Following this are the instructions which you would have on a piece of paper if you had purchased a CDROM set instead of doing an alternate form of install. The instructions for doing an FTP (or other style of) install are very similar; the CDROM instructions are left intact so that you can see how much easier it would have been if you had purchased a CDROM instead.
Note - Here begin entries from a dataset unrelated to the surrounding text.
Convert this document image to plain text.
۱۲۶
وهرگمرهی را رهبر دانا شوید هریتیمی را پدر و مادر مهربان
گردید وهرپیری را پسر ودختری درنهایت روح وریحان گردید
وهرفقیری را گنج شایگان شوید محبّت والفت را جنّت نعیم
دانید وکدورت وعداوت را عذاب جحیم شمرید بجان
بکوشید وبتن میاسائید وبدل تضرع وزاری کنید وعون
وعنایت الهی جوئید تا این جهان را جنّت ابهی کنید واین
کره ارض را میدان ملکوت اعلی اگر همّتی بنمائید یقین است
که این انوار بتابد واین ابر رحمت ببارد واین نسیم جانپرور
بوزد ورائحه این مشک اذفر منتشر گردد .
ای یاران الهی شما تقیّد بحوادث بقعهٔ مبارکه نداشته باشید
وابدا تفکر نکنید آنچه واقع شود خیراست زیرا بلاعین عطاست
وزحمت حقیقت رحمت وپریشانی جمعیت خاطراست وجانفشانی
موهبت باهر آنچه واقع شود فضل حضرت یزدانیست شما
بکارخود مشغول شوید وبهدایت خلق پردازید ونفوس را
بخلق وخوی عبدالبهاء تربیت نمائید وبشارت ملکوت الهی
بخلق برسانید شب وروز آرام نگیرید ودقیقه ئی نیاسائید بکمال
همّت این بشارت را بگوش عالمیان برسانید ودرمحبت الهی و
• CD1:4.3/i386/INSTALL.i386

• CD2:4.3/amd64/INSTALL.amd64
• CD2:4.3/macppc/INSTALL.macppc

• CD3:4.3/sparc64/INSTALL.sparc64

• FTP:.../OpenBSD/4.3/alpha/INSTALL.alpha
• FTP:.../OpenBSD/4.3/armish/INSTALL.armish
• FTP:.../OpenBSD/4.3/hp300/INSTALL.hp300
• FTP:.../OpenBSD/4.3/hppa/INSTALL.hppa
• FTP:.../OpenBSD/4.3/landisk/INSTALL.landisk
• FTP:.../OpenBSD/4.3/mac68k/INSTALL.mac68k
• FTP:.../OpenBSD/4.3/mvme68k/INSTALL.mvme68k
• FTP:.../OpenBSD/4.3/mvme88k/INSTALL.mvme88k
• FTP:.../OpenBSD/4.3/sgi/INSTALL.sgi
• FTP:.../OpenBSD/4.3/sparc/INSTALL.sparc
• FTP:.../OpenBSD/4.3/vax/INSTALL.vax
• FTP:.../OpenBSD/4.3/zaurus/INSTALL.zaurus

Quick installer information for people familiar with OpenBSD, and the use of the "disklabel -E" command. If you are at all confused when installing OpenBSD, read the relevant INSTALL.* file as listed above!

OpenBSD/i386:

Play with your BIOS options to enable booting from a CD. The OpenBSD/i386 release is on CD1. If your BIOS does not support booting from CD, you will need to create a boot floppy to install from. To create a boot floppy write CD1:4.3/i386/floppy43.fs to a floppy and boot via the floppy drive.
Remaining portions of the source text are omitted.